1. Adding layers of complexity to the system will only increase the cost, which leads to end user suffering the cost.

Fund members (2)

1. I am anti union big time but one thing I have learnt since super started in the 1990's is that union funds are the best option. The retail funds lose members money and encourage bullying of workers by employers to sign up to their fund via benefits to the employer and are basically incompetent. My super went nowhere until I stood my ground against employers and demanded my super went into a union fund. Also 4 weeks to comment what a joke.

2. I agree that members should be encouraged to have only one fund, I think this should be a catalyst for members to educate themselves, engage and make a choice. Assisted by Dashboards or similar. Incumbent or new employers could encourage choice during the employee recruitment process, utilising a government database. I absolutely disagree with any process based purely on fees and/or short term past returns, instead investment philosophy and approach to risk, as well as simplified asset allocation information should be the key drivers of selection. Do we want our super system to end up with 100% allocation to passive index linked cheap products? It is clear assets like unlisted infrastructure and private equity are relatively expensive, but have proven returns, encourage economic development and are asset classes that typical members otherwise cannot access. They are proven diversifiers in financial crises. We don't all buy the cheapest car, so why should we all have the cheapest Super.

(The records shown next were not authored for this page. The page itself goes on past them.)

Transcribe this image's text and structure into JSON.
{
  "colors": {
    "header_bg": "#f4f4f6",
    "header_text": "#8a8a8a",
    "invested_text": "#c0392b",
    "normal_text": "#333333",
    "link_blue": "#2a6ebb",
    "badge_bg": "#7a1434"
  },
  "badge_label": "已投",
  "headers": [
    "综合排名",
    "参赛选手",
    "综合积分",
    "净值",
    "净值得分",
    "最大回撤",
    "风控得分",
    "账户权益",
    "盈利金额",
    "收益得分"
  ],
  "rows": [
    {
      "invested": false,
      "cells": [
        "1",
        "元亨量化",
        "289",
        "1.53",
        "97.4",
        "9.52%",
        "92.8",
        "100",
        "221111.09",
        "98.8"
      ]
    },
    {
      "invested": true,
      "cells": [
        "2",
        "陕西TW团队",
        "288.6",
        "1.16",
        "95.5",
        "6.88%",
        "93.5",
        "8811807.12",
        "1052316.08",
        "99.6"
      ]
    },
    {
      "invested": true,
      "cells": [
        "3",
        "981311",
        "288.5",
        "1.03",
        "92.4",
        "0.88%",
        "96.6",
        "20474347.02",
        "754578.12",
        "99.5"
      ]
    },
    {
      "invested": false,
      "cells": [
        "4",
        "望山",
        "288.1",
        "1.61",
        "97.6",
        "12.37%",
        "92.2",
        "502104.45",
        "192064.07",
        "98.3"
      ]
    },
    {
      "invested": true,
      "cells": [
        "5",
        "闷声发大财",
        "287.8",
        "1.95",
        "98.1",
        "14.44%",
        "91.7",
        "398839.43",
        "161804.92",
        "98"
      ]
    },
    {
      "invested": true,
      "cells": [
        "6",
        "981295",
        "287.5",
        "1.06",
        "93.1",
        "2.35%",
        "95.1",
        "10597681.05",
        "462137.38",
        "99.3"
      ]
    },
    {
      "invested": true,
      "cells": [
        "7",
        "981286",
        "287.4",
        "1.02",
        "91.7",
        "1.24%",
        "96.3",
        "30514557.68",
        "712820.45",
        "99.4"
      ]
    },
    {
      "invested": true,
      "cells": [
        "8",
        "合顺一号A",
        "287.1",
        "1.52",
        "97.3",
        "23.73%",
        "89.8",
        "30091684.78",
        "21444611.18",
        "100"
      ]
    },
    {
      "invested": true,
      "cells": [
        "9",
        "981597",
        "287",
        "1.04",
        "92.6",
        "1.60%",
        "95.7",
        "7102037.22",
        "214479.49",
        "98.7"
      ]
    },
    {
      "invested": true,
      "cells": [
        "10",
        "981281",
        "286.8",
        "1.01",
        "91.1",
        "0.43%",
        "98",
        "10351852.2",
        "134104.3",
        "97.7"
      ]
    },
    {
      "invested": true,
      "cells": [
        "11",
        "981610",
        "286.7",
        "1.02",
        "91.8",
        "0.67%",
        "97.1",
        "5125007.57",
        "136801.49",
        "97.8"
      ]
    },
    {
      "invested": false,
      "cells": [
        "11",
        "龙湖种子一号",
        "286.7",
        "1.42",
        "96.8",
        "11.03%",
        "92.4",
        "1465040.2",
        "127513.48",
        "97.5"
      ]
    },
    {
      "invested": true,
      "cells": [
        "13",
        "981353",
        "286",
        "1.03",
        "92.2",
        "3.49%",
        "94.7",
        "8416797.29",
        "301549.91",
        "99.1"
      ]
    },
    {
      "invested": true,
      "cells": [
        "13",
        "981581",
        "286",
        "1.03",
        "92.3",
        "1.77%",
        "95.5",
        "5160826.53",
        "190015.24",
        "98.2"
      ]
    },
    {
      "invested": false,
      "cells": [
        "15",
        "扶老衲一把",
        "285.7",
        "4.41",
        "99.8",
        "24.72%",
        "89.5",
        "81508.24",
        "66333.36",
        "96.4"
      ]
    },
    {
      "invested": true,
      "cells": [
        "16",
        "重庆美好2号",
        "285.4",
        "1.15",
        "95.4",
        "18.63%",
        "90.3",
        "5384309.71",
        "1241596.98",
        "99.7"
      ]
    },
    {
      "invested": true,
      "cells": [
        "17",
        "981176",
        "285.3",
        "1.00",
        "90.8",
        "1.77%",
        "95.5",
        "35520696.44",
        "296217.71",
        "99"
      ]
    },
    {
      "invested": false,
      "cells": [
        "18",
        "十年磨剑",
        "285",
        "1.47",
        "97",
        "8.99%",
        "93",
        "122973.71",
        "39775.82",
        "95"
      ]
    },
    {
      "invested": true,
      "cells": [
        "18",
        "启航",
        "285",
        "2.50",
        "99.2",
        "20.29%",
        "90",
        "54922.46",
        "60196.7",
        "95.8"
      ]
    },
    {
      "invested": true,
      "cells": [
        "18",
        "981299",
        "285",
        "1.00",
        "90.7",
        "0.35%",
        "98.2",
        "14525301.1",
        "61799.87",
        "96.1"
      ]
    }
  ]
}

Superannuation industry workers (5)

1. Default superannuation should be removed from awards, and any MySuper compliant fund should be suitable as a default fund. I see no reason whatsoever to consider any other significant changes to the superannuation system at this time, maybe just a tightening of rules around MySuper funds and better access to fund reporting so employers can more easily make a choice of default. MySuper has not fully implemented and matured so it's not yet possible to judge it's success. Employers are best placed to choose a default fund for employees, and many employers position their super offering as a 'employee benefit'. They negotiate better terms and conditions for their staff. Why would it be beneficial to change this and remove benefits?

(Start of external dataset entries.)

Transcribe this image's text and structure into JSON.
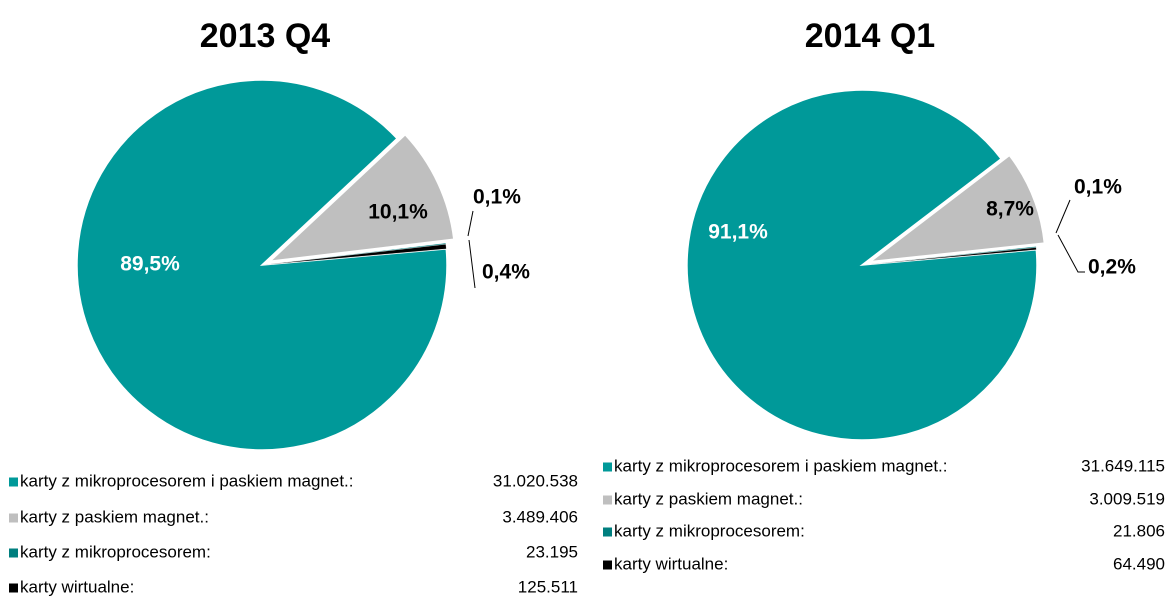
{
  "chart_data": [
    {
      "type": "pie",
      "title": "2013 Q4",
      "categories": [
        "karty z mikroprocesorem i paskiem magnet.:",
        "karty z paskiem magnet.:",
        "karty z mikroprocesorem:",
        "karty wirtualne:"
      ],
      "values": [
        89.5,
        10.1,
        0.1,
        0.4
      ],
      "value_labels": [
        "89,5%",
        "10,1%",
        "0,1%",
        "0,4%"
      ],
      "colors": [
        "#009999",
        "#bfbfbf",
        "#007f7f",
        "#000000"
      ],
      "count_labels": [
        "31.020.538",
        "3.489.406",
        "23.195",
        "125.511"
      ]
    },
    {
      "type": "pie",
      "title": "2014 Q1",
      "categories": [
        "karty z mikroprocesorem i paskiem magnet.:",
        "karty z paskiem magnet.:",
        "karty z mikroprocesorem:",
        "karty wirtualne:"
      ],
      "values": [
        91.1,
        8.7,
        0.1,
        0.2
      ],
      "value_labels": [
        "91,1%",
        "8,7%",
        "0,1%",
        "0,2%"
      ],
      "colors": [
        "#009999",
        "#bfbfbf",
        "#007f7f",
        "#000000"
      ],
      "count_labels": [
        "31.649.115",
        "3.009.519",
        "21.806",
        "64.490"
      ]
    }
  ]
}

2. I'm not sure a fixed shortlist for individuals is necessary or the best approach. I agree it makes sense to only present a small number of default products, but the selection could be dynamic rather than fixed. The person's age, gender, occupation, nature of employment (eg full / part time, casual, contract) could be taken into account to narrow down the pool of accredited products to randomly choose from to display. In addition someone could be offered the option to answer a short series of questions to elicit product features that suit their situation. This avoids needing to run a shortlisting process every four / eight years and (if well designed and tested) would result in better defaults being presented to individuals.

3. Yesterday I spoke with a nurse who lives in a Qld regional town. She was told by her employer she would have her super paid to a specific (named industry) fund and did not get a choice. While she knows that is illegal, so as to “not cause any trouble” she complied, though she had another fund she wanted to use. Clearly it is time for a shake up in the system. I welcome the PC recommendations for change and look forward to outcomes that will benefit the members first.

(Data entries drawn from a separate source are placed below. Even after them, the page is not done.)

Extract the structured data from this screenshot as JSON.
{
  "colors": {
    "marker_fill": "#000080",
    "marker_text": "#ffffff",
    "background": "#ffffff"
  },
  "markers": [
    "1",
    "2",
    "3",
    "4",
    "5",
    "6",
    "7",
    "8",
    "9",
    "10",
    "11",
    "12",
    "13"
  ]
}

4. I'm not sure that avoiding creating a new account for someone who already has one is always the right answer. Maybe if someone's existing account is in an accredited mysuper product, or otherwise if the balance of the account is above a certain amount (eg $10,000), then the account would be eligible to be re-used as the default when the person changes jobs. If neither is the case, the person ends up with a new default account in an accredited product.

5. MySuper compliant fund should be suitable as a default super fund for all employees. If this were to be the case, fund reporting should be improved to help employers in the on- boarding of new staff and setting up choice of fund. Making further changes will have a negative impact on costs and reducing fund member education, just to name a few.